Key Features and Capabilities

Architecture

System Design and Architecture

The architecture of the LLM Token Analytics Library is designed to facilitate modularity and reusability. It consists of core components that interact seamlessly to provide a comprehensive analytics solution.

Core Components and Their Interactions

Technology Stack and Dependencies

Design Patterns Used

Getting Started

Prerequisites

Installation

  1. Clone the repository:

    git clone https://github.com/aanshshah/llm_token_analytics_lib.git
    cd llm_token_analytics_lib
  2. Install the library and dependencies:

    pip install -e .
  3. (Optional) Install provider dependencies for data collection:

    pip install llm-token-analytics[providers]
  4. Set up your environment variables for API keys (if applicable):

    export OPENAI_API_KEY="your-key"
    export ANTHROPIC_API_KEY="your-key"
    export GOOGLE_CLOUD_PROJECT="your-project"

Verification Steps

To verify the installation, run the basic simulation example:

python examples/01_basic_simulation.py

Quick Start

Basic Usage Example

To get started quickly, run the basic simulation:

python examples/01_basic_simulation.py

Common Workflows

Usage Guide

Detailed Usage Instructions

Each example script demonstrates a specific functionality: - Basic Simulation: Run the script to see how different pricing mechanisms perform. - API Client: Interacts with the API for remote simulations and retrieves results. - Data Collection: Gathers real-time usage data from LLM providers.

Command-Line Interface

Configuration Options

Configuration files, such as .env and config.yaml, can be used to set environment variables and application settings.

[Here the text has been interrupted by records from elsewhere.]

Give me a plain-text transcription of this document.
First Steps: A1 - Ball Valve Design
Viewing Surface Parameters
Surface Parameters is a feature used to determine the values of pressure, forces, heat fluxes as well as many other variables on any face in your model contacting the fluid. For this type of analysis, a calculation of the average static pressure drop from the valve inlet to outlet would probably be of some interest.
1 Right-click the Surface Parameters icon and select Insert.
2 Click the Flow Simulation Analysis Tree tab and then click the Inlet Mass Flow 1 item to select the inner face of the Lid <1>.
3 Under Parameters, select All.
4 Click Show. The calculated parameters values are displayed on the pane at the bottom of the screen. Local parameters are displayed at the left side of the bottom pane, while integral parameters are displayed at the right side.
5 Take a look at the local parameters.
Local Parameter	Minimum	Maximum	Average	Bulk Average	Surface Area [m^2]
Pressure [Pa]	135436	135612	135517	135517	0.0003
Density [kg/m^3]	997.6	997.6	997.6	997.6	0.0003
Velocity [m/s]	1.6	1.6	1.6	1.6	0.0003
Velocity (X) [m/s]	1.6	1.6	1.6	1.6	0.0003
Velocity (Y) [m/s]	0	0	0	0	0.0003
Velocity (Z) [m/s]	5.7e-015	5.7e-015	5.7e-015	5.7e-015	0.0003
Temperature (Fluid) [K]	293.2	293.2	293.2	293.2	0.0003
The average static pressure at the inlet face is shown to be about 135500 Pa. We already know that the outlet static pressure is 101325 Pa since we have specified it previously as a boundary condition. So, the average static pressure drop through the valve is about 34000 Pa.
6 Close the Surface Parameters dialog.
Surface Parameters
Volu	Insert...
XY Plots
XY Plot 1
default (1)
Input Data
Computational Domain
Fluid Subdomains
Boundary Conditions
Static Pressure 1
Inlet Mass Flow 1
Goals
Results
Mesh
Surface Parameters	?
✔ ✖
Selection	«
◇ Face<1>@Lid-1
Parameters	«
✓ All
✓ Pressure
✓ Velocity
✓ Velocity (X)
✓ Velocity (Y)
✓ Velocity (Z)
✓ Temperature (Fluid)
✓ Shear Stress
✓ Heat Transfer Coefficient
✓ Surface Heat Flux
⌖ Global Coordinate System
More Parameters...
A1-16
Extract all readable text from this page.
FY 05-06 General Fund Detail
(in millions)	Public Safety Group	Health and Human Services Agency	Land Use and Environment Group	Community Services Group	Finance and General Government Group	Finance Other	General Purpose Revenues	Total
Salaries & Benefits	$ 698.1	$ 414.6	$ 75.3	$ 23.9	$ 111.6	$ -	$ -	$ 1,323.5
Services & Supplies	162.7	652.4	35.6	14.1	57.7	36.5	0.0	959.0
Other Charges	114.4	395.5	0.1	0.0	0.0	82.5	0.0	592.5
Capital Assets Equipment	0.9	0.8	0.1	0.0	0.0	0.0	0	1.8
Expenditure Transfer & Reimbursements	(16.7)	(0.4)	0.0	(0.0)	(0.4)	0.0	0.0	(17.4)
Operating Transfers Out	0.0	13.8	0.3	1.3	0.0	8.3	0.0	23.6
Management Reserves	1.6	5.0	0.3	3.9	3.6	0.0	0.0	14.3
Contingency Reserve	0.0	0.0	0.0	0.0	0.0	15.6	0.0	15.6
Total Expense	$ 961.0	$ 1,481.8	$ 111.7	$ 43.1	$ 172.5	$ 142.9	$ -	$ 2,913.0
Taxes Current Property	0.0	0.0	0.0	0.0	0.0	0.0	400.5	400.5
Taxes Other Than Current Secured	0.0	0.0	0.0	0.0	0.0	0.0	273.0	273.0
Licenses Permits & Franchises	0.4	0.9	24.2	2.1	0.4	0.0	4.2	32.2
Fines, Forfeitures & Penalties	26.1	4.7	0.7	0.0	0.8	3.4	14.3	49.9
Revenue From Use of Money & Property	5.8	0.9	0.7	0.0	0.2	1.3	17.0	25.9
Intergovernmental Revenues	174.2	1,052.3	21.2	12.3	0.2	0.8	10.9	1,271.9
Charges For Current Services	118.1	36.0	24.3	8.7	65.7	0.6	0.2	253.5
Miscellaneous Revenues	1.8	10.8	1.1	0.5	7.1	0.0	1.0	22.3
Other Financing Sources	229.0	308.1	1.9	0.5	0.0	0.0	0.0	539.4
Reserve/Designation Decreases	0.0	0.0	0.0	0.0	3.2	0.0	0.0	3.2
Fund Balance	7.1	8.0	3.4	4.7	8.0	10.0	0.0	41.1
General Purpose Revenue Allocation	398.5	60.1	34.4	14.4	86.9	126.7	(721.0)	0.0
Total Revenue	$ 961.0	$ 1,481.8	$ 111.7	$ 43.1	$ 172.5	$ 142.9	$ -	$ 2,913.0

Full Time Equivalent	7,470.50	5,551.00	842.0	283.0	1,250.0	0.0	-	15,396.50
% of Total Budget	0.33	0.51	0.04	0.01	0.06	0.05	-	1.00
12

Examples for Common Scenarios

Refer to the examples/ directory for practical scripts demonstrating common use cases.

API Documentation

Public APIs and Interfaces

Function/Method Documentation

Refer to the source code in the app/routes/ directory for detailed method-level documentation.

Data Models and Schemas

The API expects JSON requests and responses structured according to the specifications defined in the codebase.

Request/Response Formats

Refer to the API documentation within the source code for the exact formats expected.

Development

Setting Up Development Environment

Building from Source

Run the following command to build the project:

python setup.py install

Running Tests

To run the tests, use:

pytest

Contributing

Contribution Guidelines

Code Style and Standards

Follow PEP 8 for Python code styling and ensure all changes are tested.

Pull Request Process

Deployment

Deployment Options

Production Configuration

Performance Optimization

Security Considerations

Troubleshooting

Common Issues and Solutions

FAQ

Debug Tips

Where to Get Help

For further assistance, please raise an issue on the GitHub repository or contact the maintainers.

Additional Resources

This documentation aims to provide comprehensive guidance to developers and users of the LLM Token Analytics Library, ensuring they can utilize its features effectively and contribute to its growth.